When German broadcaster Deutsche Welle announced it was opening its Greater China bureau in Taipei, it was met with considerable enthusiasm by journalists and China watchers.
The choice to set up shop in Taiwan over Hong Kong is significant: long the preference for Asian editing desks, Hong Kong’s status as a journalism hub is facing an uncertain future after kicking out its first foreign journalist, Financial Times Asia news editor Victor Mallet.
Deutsche Welle’s decision is also an indication that Taiwan, long overshadowed by its relationship to China, might finally be getting more international recognition.
Foreign media outlets are slowly, but surely, expanding their presence in what is one of Asia’s only liberal democracies.
Cutbacks ‘went too far’
Taiwan’s Ministry of Foreign Affairs told us that six journalists joined its official ranks of registered foreign media in the past year, bringing the total to 88. One notable addition is Kathrin Hille, a Financial Times Greater China correspondent who recently relocated to Taiwan.
Samson Ellis, a foreign journalist with a decade of experience working on Taiwan, says coverage in the past 10 to 15 years had been especially limited as media outlets met industry-wide falling advertising revenues with reporter cutbacks.
“I think the cutbacks in Taiwan went too far,” he says. “People assumed, ‘Oh, Taiwan you can cover it from Hong Kong and China,’ but the discovery has been you can’t — or you can, but you cover it badly.”
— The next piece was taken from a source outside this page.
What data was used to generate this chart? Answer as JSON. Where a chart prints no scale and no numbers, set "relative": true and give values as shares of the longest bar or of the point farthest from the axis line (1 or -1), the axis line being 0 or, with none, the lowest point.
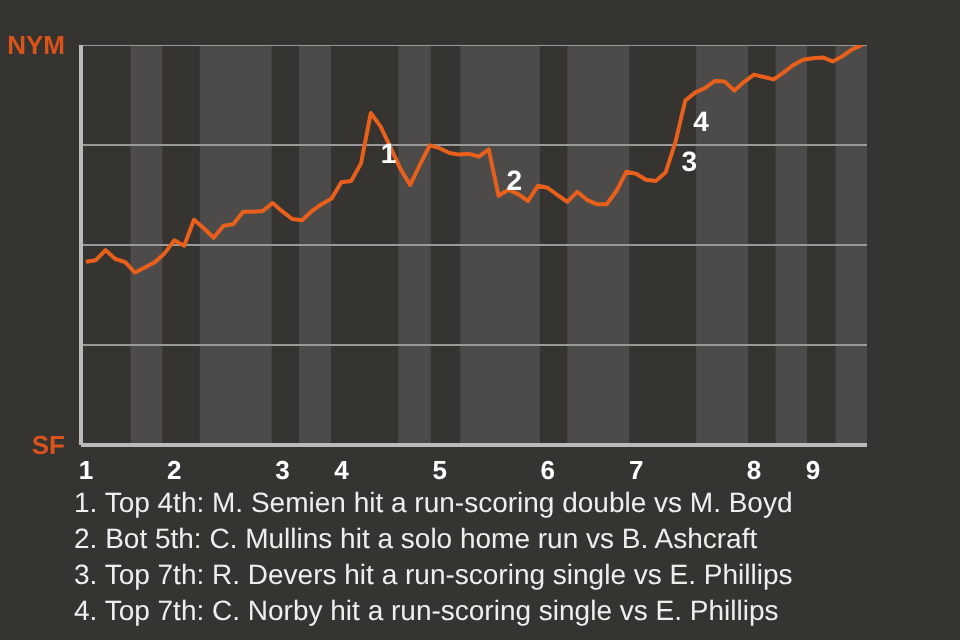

The election of President Tsai Ing-wen, who has moved Taiwan away from Beijing, along with 2014’s Sunflower Movement student protests and its status as potentially the first country in Asia to approve same-sex marriage have helped to renew international interest in the country.
“What’s interesting now is you’re finally getting change happening in how the foreign media is talking about Taiwan or taking a less China-centric stance in how they refer to it,” Ellis says.
Still ‘less than a country’
On social media, commentary surrounding Taiwan often focuses on how it contrasts with other parts of the Chinese world, particularly Hong Kong, where many observers note legal and political freedoms are dwindling ahead of the “One Country, Two Systems” principle expiring in 2047.
Many news outlets, however, still decline to refer to Taiwan as a “country” as the United Nations does not recognize it as such and Beijing claims it as a province under the One China policy.
The Economist, censored in China, is one notable exception in English media.
Could more media follow?
Cédric Alviani, the Taipei bureau director for Reporters Without Borders, which chose Taipei as the location for its first Asia bureau last year, said news outlets may find other compelling reasons to shift to Taiwan, for reasons from affordability to political predictability.
It is also relatively easy to register as a media outlet or foreign correspondent in Taiwan, he says. “Some media might not understand things have changed; Taiwan is as competitive as Hong Kong.”
Alviani believes the shift of news outlets to Taiwan from elsewhere in Asia is going to become a “very strong trend”.
You can see even in Hong Kong it is not that easy for international media to do free coverage of the news,” he says. “I wouldn’t be surprised if others will follow."